Colorectal Tumor Marker: Molecular Evaluation Sheds Light on Negative Lymph Node Status

Maurie Markman, MD

Editor-in-Chief of OncologyLive

Senior vice president for Clinical Affairs and National Director for Medical Oncology Cancer Treatment Centers of America, Eastern Regional Medical Center

The presence or absence of lymph node involvement has long been recognized as a critically relevant prognostic factor in solid tumor oncology. While local and regional lymph nodes are no longer viewed as serving a “barrier function,” the documented presence of cancer within these anatomical areas provides important data regarding the statistical likelihood that a particular malignancy has spread to distant sites.

At the same time, it is also well understood that individual cancers may have metastasized at the time of diagnosis, even without the documented presence of malignant cells within local nodes. This well-established observation raises the provocative question of whether the disease involved nodes prior to further dissemination or, conversely, whether the finding of “negative nodes” is often simply an artifact of the inherent insensitivity of existing diagnostic tools.

The question is highly clinically relevant in colorectal cancer, since adjuvant chemotherapy is known to improve both progression-free and overall survival in patients with lymph node-positive nonmetastatic disease. Thus, patients labeled as having “node-negative” disease, when the cancer is actually more advanced, will be denied the opportunity to receive systemic antineoplastic therapy at a point in the natural history of the malignancy where the ultimate survival outcome may be most favorably impacted by its use.

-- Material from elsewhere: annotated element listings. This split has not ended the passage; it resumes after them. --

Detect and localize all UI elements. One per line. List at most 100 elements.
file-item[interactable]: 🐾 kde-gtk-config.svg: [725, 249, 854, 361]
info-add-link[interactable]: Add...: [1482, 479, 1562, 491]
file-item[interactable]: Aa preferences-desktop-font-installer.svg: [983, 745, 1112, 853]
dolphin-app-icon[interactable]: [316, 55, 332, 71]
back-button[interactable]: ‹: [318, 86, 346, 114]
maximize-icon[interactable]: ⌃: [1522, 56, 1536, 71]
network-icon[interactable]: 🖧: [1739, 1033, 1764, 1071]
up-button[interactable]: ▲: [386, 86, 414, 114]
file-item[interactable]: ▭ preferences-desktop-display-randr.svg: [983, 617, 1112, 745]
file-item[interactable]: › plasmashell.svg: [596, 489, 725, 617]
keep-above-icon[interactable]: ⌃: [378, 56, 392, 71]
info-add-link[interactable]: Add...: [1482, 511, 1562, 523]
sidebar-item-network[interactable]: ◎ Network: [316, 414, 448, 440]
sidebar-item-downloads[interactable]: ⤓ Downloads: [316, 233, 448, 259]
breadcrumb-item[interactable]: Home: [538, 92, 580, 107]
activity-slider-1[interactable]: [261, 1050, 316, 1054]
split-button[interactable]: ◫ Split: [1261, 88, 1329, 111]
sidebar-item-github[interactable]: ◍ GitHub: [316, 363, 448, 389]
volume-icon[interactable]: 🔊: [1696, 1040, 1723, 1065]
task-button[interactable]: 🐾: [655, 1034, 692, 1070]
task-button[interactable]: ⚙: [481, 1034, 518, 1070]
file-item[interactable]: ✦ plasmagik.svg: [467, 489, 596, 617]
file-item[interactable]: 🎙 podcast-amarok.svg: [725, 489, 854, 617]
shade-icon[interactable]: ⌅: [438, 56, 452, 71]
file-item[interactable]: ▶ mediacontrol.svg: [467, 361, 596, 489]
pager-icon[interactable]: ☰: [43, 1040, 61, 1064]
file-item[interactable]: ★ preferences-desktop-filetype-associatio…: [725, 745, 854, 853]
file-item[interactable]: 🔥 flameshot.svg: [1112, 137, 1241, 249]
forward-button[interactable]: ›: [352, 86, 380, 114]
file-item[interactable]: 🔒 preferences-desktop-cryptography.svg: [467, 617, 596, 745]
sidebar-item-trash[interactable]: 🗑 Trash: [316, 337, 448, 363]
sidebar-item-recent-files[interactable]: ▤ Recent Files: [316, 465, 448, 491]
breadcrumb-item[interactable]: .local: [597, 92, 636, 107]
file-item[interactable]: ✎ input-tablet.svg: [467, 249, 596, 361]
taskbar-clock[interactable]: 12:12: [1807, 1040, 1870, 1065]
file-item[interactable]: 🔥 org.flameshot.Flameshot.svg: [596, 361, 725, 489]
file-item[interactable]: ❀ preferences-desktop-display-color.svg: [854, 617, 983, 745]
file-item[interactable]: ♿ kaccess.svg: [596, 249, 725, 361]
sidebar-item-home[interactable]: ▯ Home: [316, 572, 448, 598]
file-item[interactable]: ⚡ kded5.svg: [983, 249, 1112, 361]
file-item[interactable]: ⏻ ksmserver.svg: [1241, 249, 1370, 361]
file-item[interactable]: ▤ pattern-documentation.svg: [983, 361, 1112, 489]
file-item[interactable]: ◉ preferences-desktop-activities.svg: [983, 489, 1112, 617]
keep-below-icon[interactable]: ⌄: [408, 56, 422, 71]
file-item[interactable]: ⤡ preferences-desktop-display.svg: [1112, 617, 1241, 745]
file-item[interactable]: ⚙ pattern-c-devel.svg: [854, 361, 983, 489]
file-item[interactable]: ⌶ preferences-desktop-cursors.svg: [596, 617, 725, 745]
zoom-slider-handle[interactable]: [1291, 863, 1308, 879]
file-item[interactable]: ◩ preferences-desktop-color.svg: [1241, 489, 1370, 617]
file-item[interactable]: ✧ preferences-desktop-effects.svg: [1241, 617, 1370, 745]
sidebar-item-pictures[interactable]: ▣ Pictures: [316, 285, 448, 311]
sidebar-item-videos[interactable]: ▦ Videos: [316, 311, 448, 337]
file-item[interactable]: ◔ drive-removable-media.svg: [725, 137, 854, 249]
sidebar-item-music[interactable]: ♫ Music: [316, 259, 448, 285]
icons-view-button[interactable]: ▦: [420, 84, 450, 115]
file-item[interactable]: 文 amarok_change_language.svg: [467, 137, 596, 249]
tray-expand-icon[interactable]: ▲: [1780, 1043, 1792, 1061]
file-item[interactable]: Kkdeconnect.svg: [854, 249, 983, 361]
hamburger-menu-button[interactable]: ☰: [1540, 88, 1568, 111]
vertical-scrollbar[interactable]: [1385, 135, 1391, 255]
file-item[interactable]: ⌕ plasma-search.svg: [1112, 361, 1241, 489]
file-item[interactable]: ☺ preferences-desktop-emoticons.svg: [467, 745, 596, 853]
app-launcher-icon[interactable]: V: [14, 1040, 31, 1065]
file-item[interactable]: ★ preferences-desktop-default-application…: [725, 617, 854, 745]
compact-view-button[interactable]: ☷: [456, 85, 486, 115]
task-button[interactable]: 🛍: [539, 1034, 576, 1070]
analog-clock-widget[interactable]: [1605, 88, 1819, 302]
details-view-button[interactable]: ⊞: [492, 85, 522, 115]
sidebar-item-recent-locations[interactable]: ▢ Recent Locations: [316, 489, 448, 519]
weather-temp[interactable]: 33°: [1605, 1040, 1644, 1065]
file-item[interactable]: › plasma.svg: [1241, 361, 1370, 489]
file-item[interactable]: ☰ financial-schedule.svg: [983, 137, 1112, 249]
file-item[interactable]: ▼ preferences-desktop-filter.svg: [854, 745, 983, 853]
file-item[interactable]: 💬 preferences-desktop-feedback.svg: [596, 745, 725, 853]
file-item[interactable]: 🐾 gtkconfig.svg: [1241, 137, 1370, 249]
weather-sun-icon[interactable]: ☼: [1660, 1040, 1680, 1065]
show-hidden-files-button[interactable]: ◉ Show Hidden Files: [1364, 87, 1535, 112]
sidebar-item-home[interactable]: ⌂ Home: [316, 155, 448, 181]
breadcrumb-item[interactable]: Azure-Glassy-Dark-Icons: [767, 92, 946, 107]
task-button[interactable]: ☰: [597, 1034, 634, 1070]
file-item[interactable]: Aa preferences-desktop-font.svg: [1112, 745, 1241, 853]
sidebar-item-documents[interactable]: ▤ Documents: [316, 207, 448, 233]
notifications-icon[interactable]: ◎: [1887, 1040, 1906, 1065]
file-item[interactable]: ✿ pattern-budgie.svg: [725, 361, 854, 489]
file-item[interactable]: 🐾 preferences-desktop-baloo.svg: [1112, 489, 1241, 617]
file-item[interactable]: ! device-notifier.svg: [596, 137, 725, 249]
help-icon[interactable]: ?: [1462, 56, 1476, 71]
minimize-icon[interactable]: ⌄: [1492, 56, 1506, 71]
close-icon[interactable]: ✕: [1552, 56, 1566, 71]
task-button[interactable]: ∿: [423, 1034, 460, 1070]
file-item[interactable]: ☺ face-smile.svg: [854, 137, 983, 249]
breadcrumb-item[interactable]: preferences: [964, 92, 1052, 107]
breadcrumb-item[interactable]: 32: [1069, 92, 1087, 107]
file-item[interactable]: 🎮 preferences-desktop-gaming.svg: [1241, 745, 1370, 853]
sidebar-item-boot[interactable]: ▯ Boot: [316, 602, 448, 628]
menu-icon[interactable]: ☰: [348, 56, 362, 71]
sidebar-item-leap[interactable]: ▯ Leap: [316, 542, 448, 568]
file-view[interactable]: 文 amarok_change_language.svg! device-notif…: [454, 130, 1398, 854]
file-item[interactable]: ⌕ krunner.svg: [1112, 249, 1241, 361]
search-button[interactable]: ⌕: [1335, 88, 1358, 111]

This issue was recently addressed in an interesting analysis involving a group of patients with “nodenegative” colorectal cancer. Hyslop et al noted that approximately one-fourth of patients with negativenode status experience a recurrence of disease and set out to explore the relationship between molecular tumor burden in lymph nodes and outcomes (Clin Cancer Res. 2011;17(10):3293-3303).

In this particular research effort, the “noncancer bearing” lymph nodes were examined for the presence of guanylyl cyclase 2C (GUCY2C), a family of proteins that synthesizes cyclic guanosine monophosphate. GUCY2C is a previously documented sensitive marker of the presence of malignant colorectal cancer, established through the technique of reverse transcriptase polymerase chain reaction (PCR).

The study included 291 patients (55% male), with 84% having >12 nodes removed at the time of surgery. The tumor grade was well or moderately differentiated in 85% of cases, and 15% were classified either as poorly differentiated or the grade was unknown. Lymphovascular invasion was present in 20% of the population.

Approximately 25% of patients whose colorectal malignancies are assessed as node-negative experience a recurrence, raising provocative questions that a novel tumor marker may help answer.

Based on the laboratory findings, the patients were divided into 3 groups with a predicted quantitative tumor burden. The low, intermediate, and high tumor burden populations comprised 60%, 31%, and 9% of the total, respectively. Of considerable interest, the recurrence rates documented within these 3 groups (median follow-up of 2 years) was found to be 2.3%, 33.3%, and 68%, respectively. Not surprisingly, the 3 patient populations were also shown to experience different overall survival rates consistent with their relative observed risk of recurrence.

Finally, the investigators concluded that in this analysis the molecular tumor burden was an independent predictor of outcome.

It is important to emphasize that the results in this analysis will need to be confirmed by other investigators evaluating independent data sets. However, assuming such studies reveal similar outcomes, it would be reasonable to suggest that this type of quantitative molecular analysis may play an important role in routine management of colorectal cancer patients discovered on initial histopathology review to have no evidence of malignant involvement of local or regional lymph nodes.

In addition to providing refined prognostic data for a specific patient, the results of this study strongly support the conclusion that this type of molecular analysis of lymph node involvement is associated with a far more accurate assessment of the population of individuals who would be predicted to benefit from adjuvant chemotherapy following definitive surgical staging and tumor removal.

Finally, it is also reasonable to speculate that future research efforts will be successful in defining specific molecular markers in other malignancies that may more definitively separate patient populations with and without local/regional nodal involvement, permitting both more meaningful prognostic data regarding the ultimate risk of recurrence and—of greatest importance—predictive information that can be used by clinicians to select a management program to optimize outcome.